Mais soyons prudent avec les allégations de Patrick Buisson qui, suivant sa fâcheuse habitude, ne cite pas ses sources en ce qui concerne Egermeier, car des documents en possession du neveu du photographe racontent une toute autre histoire. Ils nous apprennent qu'assez rapidement Egermeier s'est engagé dans la résistance. Son action se divisait en deux parties; premièrement sous couvert de camps scouts il faisait passer des jeunes gens en suisse, de jeunes juifs et ensuite des réfractaires au S.T.O. Deuxièmement en raison de sa parfaite connaissance de la langue allemande on lui avait demandé d'approcher des allemands pour en tirer des informations. Cette fréquentation le fera accuser à la Libération par des résistants communistes avec lesquels il était rentré en conflit durant la guerre, d'accointances avec l'occupant. Karel Egermeier sera blanchi par un des chefs de la Résistance qui au contraire affirmera qu'il était des leurs, et de surcroit un précieux agent d'information pour la Résistance. Cet épisode n'a fait que renforcer l'anticommuniste du photographe qui était déjà virulent. 

A la libération sa connaissance de l'allemand fait qu'il est envoyé dans les camps de prisonniers allemands créés par les alliés pour aider à y débusquer les nazis les plus fanatiques.

 

 
Minute d'un libertin (couverture Jean Moral), Nouvelles minutes d'un libertin (couverture Raymond Voinquel), Minutes d'un libéré (couverture Egermeier), Minutes d'une autre année (couverture Egermeier)

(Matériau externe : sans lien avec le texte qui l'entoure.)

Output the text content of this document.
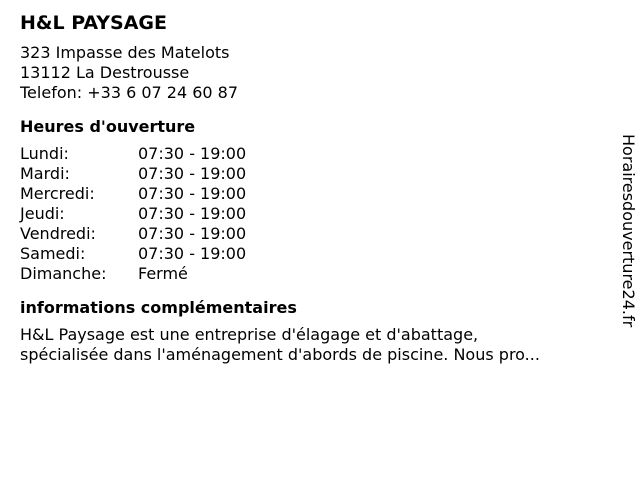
H&L PAYSAGE
323 Impasse des Matelots
13112 La Destrousse
Telefon: +33 6 07 24 60 87
Heures d'ouverture
Lundi:	07:30 - 19:00
Mardi:	07:30 - 19:00
Mercredi:	07:30 - 19:00
Jeudi:	07:30 - 19:00
Vendredi:	07:30 - 19:00
Samedi:	07:30 - 19:00
Dimanche: Fermé
informations complémentaires
H&L Paysage est une entreprise d'élagage et d'abattage,
spécialisée dans l'aménagement d'abords de piscine. Nous pro...
Horairesdouverture24.fr
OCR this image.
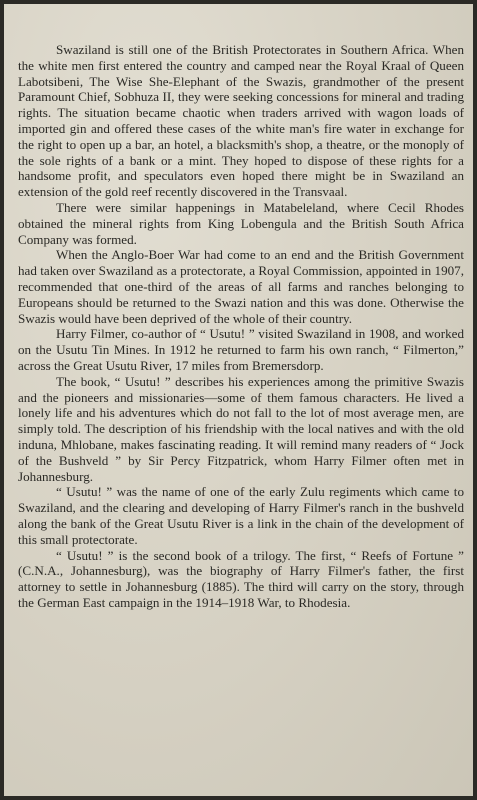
Swaziland is still one of the British Protectorates in Southern Africa. When the white men first entered the country and camped near the Royal Kraal of Queen Labotsibeni, The Wise She-Elephant of the Swazis, grandmother of the present Paramount Chief, Sobhuza II, they were seeking concessions for mineral and trading rights. The situation became chaotic when traders arrived with wagon loads of imported gin and offered these cases of the white man's fire water in exchange for the right to open up a bar, an hotel, a blacksmith's shop, a theatre, or the monoply of the sole rights of a bank or a mint. They hoped to dispose of these rights for a handsome profit, and speculators even hoped there might be in Swaziland an extension of the gold reef recently discovered in the Transvaal.

There were similar happenings in Matabeleland, where Cecil Rhodes obtained the mineral rights from King Lobengula and the British South Africa Company was formed.

When the Anglo-Boer War had come to an end and the British Government had taken over Swaziland as a protectorate, a Royal Commission, appointed in 1907, recommended that one-third of the areas of all farms and ranches belonging to Europeans should be returned to the Swazi nation and this was done. Otherwise the Swazis would have been deprived of the whole of their country.

Harry Filmer, co-author of “ Usutu! ” visited Swaziland in 1908, and worked on the Usutu Tin Mines. In 1912 he returned to farm his own ranch, “ Filmerton,” across the Great Usutu River, 17 miles from Bremersdorp.

The book, “ Usutu! ” describes his experiences among the primitive Swazis and the pioneers and missionaries—some of them famous characters. He lived a lonely life and his adventures which do not fall to the lot of most average men, are simply told. The description of his friendship with the local natives and with the old induna, Mhlobane, makes fascinating reading. It will remind many readers of “ Jock of the Bushveld ” by Sir Percy Fitzpatrick, whom Harry Filmer often met in Johannesburg.

“ Usutu! ” was the name of one of the early Zulu regiments which came to Swaziland, and the clearing and developing of Harry Filmer's ranch in the bushveld along the bank of the Great Usutu River is a link in the chain of the development of this small protectorate.

“ Usutu! ” is the second book of a trilogy. The first, “ Reefs of Fortune ” (C.N.A., Johannesburg), was the biography of Harry Filmer's father, the first attorney to settle in Johannesburg (1885). The third will carry on the story, through the German East campaign in the 1914–1918 War, to Rhodesia.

Minute d'un libertin (couverture Jean Moral), Nouvelles minutes d'un libertin (couverture Raymond Voinquel), Minutes d'un libéré (couverture Egermeier), Minutes d'une autre année (couverture Egermeier)

 

Les années cinquante et suivantes

 

Il est fort possible que l'ami intime dont parle Buisson ne soit autre que François Sentein, l'auteur des "Minutes d'un libertin" qui a choisi pour illustrer la couverture deux des quatre tomes de ses mémoires, une photographie d'Egermeier (2). Sentein comme Peyrefitte était un grand collectionneur des photos d'Aiglon. Il était surtout un grand ami du photographe à telle enseigne qu'en 1950, Karel Egermeier héberge plusieurs semaines Sentein qu'il a photographié à plusieurs reprise, d'abord vers la fin de la guerre (ces clichés porte les numéros R-5624 et R-5625) puis au début des années 60 (photo Y 3753). Leur amitié semble s'être éfilochée ensuite sans raison véritable.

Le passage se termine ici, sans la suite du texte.